How can I use a (three terms) decidable axiom in a case analysis?

Question

In Coq, I made some record structure $I$ and also make a strict order and equality $<$ and $==$.

And I showed that $a < b$ or $a == b$ or $b < a$ for every $a, b \in I$.

forall a b : I, a < b \/ a == b \/ b < a

Since my construction is not decidable, I use an decidable axiom.

Axiom I_dec : forall a b : I, {a < b} + {a == b} + {b < a}.

I want to use this axiom in case analysis. However, I cannot deal with all three cases.

For example,

Example example : 
forall a b : I, if (I_dec a b) then a < b else True. 
Proof.
intros. destruct (I_dec a b) as [[H|H]|H]. 
{ simpl. exact H. }
{ simpl.

I want to reach only the most left case $a < b$, however it is impossible for me.

Is there a way to deal with all three cases respectively?

Answer 1

Probably a problem with notations, incompatible with your use of if. Let's have a look at I_dec's structure (I set I = nat).

Unset Printing Notations.
Check I_dec. 

I_dec
     : forall a b : nat, sumor (sumbool (lt a b) (eq a b)) (lt b a)

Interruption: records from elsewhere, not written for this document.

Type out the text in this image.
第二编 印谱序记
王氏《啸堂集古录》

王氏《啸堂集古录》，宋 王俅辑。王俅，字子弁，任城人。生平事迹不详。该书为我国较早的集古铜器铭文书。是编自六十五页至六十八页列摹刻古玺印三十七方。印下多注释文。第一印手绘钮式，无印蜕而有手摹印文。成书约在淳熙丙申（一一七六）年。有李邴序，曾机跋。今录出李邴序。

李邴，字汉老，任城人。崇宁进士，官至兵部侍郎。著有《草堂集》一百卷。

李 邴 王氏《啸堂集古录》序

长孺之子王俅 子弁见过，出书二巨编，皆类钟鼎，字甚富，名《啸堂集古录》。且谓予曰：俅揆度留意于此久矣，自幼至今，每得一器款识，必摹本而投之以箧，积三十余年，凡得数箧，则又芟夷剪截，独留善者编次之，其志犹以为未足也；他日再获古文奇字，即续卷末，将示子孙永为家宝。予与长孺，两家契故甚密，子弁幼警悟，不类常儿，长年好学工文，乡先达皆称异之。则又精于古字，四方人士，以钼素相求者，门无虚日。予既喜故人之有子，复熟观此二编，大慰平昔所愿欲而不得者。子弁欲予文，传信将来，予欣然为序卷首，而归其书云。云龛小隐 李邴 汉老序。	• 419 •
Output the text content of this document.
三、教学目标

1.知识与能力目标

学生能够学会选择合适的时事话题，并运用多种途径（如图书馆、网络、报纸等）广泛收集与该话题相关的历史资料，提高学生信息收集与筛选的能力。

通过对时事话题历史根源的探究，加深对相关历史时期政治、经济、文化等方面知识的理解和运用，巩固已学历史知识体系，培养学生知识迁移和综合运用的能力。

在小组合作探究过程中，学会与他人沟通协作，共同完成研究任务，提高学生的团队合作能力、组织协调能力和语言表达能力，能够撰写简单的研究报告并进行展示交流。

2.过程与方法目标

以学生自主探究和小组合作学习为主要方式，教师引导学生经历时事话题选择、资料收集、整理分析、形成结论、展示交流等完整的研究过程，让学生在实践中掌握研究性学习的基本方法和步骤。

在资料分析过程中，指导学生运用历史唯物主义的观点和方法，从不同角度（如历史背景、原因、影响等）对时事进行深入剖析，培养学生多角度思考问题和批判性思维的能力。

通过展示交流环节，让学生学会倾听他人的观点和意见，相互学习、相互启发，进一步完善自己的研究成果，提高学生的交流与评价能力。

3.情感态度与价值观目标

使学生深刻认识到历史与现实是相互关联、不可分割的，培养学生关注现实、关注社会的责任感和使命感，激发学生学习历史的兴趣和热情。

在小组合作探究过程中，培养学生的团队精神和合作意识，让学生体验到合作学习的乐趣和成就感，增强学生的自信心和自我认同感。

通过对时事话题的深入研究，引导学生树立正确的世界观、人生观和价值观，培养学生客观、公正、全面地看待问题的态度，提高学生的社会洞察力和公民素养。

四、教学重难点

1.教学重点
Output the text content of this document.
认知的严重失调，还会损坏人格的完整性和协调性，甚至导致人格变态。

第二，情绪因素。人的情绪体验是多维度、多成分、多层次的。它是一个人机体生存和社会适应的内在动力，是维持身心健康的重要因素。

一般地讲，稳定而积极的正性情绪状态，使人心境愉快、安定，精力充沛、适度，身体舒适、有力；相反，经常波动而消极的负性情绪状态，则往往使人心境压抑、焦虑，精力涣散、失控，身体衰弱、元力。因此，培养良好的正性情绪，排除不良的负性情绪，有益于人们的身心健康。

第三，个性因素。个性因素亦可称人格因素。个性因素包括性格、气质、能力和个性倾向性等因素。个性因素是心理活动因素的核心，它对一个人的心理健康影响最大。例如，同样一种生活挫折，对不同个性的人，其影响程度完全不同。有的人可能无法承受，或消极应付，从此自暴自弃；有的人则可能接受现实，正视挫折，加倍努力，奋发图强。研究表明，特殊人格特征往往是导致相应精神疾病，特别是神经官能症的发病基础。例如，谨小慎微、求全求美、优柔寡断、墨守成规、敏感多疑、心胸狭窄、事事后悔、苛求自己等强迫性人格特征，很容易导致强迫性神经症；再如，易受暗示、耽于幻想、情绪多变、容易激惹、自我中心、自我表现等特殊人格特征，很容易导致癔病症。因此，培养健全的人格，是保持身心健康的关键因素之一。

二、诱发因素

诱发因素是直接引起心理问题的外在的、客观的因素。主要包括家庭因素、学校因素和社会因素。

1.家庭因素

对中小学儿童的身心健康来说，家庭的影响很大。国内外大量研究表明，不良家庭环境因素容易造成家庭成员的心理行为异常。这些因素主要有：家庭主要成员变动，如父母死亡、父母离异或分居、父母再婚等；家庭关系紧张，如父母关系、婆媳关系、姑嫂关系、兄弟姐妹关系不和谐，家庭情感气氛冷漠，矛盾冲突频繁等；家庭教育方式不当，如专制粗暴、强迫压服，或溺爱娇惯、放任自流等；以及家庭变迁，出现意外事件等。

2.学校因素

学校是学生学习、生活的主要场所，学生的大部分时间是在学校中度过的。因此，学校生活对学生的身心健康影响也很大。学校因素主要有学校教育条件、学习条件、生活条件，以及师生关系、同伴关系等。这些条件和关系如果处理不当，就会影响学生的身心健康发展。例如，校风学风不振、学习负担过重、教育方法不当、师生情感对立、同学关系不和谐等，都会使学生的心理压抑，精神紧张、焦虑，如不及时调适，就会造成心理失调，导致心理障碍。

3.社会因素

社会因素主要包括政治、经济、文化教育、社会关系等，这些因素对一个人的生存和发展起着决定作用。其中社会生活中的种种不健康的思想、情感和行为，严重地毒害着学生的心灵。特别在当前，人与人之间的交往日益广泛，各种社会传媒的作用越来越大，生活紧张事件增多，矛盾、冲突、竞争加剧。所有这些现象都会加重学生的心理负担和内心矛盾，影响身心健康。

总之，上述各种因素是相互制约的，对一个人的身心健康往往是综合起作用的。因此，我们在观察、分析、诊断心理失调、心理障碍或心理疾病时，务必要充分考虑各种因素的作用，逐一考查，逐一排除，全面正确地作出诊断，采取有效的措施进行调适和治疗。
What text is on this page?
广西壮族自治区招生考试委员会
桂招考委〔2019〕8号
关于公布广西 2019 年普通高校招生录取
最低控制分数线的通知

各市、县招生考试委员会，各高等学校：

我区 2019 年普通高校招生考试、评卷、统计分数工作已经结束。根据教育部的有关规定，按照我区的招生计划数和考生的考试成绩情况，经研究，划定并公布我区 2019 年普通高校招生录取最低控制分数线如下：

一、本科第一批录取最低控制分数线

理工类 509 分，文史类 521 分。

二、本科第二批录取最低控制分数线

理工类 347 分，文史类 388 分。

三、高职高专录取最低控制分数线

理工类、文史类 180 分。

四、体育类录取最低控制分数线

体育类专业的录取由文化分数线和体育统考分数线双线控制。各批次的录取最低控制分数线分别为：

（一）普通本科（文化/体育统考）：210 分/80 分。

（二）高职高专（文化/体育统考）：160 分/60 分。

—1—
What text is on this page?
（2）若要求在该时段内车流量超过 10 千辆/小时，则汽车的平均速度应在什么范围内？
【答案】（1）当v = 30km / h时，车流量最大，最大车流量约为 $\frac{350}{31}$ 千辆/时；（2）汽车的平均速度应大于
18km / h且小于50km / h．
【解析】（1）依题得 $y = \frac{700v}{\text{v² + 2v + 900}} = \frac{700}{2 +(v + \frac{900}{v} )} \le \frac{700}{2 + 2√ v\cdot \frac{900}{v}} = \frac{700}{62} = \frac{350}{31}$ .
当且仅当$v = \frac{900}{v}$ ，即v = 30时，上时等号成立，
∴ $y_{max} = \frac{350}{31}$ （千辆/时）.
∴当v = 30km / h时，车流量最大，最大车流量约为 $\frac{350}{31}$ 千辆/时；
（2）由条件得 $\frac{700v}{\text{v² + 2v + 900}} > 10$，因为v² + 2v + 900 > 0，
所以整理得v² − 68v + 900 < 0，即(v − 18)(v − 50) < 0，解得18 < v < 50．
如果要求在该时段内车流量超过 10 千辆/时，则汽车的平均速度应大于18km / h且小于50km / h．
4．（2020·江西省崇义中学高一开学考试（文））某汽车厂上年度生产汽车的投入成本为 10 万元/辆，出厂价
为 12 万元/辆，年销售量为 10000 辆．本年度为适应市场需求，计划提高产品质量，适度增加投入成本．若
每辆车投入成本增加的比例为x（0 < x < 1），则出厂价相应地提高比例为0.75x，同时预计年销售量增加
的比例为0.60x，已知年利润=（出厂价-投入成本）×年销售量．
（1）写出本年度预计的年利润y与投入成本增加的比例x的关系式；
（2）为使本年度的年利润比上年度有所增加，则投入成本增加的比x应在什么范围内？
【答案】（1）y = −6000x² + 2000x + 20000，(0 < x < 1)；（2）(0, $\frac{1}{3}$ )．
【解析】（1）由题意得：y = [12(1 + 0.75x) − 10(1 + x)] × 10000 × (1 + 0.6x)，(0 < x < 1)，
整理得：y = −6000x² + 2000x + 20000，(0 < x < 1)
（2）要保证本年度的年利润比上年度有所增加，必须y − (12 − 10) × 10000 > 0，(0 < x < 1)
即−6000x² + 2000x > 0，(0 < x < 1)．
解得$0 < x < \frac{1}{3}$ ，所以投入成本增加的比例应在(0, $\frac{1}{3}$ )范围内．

The main cases of I_dec a b are (sumbool (lt a b) (eq a b)) and (lt b a).

A possible workaround (among others) is to define a variant of if:

Notation if' t t1 t2 :=
  match t with inleft (left H) => t1 | _ => t2 end.

Example example : 
forall a b : nat, if' (I_dec a b) (a < b) True.
Proof.
intros; destruct (I_dec a b) as [[H | _] | _]; auto.
Qed.